1562620243.872535,WRK1,YO: create ChannelMsg: ForwardInjectBarrierMsg
1562620243.875750,INIT,Initiating barrier protocol for LogRotationResumeBarrierToken(worker1->1).
1562620243.909724,INIT,YO: create ChannelMsg: ForwardedInjectBarrierFullyAckedMsg
1562620244.520454,INIT,Checkpoint_Initiator: Event Log CheckpointId 4 complete for worker initializer
This patch "eliminates" the test failures, until the bug can be found & fixed.

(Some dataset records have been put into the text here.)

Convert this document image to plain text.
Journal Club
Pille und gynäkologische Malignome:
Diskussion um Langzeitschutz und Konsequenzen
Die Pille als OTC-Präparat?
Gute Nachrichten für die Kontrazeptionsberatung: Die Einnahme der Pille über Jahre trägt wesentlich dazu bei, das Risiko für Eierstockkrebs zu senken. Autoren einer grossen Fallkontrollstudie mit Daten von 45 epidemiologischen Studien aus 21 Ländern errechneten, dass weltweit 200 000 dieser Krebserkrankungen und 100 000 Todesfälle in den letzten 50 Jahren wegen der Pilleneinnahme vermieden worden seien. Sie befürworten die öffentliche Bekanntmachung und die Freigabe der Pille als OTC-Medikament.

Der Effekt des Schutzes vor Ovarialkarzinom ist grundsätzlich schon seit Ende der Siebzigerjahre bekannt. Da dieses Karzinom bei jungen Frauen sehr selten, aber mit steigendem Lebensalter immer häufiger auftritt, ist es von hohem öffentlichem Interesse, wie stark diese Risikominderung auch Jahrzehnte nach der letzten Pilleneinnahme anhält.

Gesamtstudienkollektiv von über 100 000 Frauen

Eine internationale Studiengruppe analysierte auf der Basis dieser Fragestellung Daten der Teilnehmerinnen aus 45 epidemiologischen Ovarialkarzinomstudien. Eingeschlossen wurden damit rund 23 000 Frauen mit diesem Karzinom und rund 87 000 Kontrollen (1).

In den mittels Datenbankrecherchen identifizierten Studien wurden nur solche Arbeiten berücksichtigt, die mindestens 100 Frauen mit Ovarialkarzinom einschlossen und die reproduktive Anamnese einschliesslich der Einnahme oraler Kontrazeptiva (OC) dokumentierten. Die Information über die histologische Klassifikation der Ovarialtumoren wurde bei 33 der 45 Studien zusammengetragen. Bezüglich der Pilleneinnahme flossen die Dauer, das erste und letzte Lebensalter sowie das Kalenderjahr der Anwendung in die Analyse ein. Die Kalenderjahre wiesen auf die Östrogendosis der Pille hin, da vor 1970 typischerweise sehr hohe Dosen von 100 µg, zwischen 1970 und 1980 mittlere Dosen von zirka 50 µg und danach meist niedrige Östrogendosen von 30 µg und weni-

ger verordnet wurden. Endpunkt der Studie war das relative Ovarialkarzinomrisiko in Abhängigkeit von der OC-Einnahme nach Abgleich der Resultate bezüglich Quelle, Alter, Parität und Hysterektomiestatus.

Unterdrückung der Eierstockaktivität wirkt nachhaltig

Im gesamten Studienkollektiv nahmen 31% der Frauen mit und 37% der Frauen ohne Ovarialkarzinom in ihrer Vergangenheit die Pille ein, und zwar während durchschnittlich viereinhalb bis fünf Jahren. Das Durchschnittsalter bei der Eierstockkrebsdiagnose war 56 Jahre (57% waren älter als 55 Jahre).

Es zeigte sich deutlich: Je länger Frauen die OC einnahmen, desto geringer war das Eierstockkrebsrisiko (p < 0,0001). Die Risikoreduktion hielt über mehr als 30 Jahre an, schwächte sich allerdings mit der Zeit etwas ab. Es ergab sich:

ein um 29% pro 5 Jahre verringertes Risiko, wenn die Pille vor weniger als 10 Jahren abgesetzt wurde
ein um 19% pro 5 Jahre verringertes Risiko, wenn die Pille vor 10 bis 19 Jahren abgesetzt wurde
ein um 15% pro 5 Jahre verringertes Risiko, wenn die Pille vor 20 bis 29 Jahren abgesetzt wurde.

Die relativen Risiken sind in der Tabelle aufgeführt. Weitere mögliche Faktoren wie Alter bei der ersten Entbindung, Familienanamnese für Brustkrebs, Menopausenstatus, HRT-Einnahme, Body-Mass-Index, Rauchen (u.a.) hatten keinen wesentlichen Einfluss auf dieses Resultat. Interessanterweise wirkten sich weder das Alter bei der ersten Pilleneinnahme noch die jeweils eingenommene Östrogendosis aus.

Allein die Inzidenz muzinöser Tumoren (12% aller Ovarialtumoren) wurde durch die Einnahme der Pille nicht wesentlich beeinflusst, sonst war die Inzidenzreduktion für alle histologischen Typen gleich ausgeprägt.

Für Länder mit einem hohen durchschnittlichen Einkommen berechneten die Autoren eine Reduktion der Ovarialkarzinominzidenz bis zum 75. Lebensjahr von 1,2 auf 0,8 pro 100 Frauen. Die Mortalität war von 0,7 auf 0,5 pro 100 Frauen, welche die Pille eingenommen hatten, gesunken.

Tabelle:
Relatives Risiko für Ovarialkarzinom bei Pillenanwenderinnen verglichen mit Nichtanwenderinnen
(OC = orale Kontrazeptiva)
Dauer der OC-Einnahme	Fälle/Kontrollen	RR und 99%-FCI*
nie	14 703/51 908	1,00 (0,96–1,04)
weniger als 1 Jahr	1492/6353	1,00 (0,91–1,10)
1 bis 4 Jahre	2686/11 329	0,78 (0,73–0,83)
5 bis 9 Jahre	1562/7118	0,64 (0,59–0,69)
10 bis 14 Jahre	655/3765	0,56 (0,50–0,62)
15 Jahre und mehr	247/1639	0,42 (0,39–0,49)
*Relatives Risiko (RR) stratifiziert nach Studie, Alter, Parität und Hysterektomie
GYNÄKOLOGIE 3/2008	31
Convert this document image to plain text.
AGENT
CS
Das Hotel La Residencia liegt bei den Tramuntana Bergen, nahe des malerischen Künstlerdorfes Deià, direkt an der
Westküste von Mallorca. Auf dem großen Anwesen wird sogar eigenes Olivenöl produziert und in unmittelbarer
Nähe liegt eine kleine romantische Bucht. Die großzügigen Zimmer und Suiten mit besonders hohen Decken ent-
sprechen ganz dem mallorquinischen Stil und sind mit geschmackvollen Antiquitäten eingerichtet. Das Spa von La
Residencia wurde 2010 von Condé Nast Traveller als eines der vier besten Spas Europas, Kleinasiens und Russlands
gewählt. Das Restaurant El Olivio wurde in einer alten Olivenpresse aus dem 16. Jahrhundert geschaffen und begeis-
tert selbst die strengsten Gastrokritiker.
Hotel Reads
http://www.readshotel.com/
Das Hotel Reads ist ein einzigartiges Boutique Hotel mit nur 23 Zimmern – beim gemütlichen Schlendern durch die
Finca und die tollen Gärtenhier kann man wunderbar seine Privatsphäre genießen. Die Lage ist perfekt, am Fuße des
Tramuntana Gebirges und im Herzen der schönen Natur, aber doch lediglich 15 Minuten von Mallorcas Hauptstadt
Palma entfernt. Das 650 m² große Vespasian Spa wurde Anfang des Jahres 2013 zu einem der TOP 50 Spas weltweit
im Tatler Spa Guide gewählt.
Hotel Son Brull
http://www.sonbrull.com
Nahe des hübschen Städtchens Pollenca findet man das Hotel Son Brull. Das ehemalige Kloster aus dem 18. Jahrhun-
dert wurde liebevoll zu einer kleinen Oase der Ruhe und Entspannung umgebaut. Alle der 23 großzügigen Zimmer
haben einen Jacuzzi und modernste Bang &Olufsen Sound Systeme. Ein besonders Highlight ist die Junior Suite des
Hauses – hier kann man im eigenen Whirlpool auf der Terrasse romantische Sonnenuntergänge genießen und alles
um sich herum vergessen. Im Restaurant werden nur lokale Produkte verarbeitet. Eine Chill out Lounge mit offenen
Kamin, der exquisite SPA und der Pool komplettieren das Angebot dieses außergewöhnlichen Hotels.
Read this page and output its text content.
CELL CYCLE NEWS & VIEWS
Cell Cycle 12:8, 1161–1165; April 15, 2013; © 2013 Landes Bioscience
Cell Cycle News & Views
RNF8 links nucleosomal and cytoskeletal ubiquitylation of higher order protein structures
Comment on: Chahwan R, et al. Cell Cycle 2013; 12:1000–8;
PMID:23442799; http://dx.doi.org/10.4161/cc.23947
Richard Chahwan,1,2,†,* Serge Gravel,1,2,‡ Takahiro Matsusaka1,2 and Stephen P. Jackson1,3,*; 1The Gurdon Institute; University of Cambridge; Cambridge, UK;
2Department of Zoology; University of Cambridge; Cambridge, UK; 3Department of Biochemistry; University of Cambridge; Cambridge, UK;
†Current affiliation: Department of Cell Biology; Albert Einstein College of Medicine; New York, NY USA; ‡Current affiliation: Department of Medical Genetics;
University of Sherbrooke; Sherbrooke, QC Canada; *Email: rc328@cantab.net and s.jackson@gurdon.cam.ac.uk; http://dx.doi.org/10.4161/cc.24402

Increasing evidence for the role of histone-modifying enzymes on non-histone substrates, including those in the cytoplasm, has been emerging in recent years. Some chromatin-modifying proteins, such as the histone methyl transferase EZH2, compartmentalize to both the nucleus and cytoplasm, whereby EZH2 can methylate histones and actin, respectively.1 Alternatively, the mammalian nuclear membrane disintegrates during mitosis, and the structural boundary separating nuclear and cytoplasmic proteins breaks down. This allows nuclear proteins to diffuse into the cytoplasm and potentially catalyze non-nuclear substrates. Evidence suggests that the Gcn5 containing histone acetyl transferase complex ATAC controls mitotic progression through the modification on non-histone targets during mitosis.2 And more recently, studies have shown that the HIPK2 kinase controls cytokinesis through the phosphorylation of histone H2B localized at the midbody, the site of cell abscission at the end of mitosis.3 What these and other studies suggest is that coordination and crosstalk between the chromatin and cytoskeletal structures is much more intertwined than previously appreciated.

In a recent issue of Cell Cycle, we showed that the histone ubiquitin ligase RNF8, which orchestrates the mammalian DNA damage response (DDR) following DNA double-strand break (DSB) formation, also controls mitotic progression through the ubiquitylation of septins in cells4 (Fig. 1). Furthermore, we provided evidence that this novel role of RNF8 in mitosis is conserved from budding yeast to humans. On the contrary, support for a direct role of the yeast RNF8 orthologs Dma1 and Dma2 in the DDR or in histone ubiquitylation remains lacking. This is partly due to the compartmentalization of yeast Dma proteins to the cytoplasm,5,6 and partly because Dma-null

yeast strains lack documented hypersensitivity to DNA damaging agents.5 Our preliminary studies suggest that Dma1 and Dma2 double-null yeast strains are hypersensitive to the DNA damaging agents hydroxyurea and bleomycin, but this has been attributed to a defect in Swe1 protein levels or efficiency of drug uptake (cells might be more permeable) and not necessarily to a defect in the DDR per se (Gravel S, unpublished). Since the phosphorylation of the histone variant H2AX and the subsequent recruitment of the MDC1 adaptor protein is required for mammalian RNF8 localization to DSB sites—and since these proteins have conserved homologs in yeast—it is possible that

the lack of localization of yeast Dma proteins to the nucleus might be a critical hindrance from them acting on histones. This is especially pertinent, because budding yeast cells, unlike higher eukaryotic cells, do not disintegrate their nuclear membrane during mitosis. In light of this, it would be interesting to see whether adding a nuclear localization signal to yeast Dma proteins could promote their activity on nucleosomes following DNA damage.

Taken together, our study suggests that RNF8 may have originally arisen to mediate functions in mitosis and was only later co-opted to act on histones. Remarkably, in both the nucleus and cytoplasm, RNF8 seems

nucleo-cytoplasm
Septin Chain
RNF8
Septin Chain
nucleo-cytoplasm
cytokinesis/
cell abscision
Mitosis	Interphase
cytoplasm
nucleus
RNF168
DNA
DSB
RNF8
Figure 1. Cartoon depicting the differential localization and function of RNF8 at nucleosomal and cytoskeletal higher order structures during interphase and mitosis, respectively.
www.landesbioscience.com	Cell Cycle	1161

diff --git a/testing/tools/integration/cluster.py b/testing/tools/integration/cluster.py
index 174043c72..479db7ae1 100644
--- a/testing/tools/integration/cluster.py
+++ b/testing/tools/integration/cluster.py
@@ -631,6 +631,7 @@ class Cluster(object):
# send a log rotate command directly to each worker's external channel
for w in to_rotate:
send_rotate_command(w.external, w.name)
+ time.sleep(2.0)
# Wait for log rotation watcher to return
wflr.join()
@slfritchie should this be closed now?
No, this ticket should remain open. PR #2960 didn't fix the underlying problem.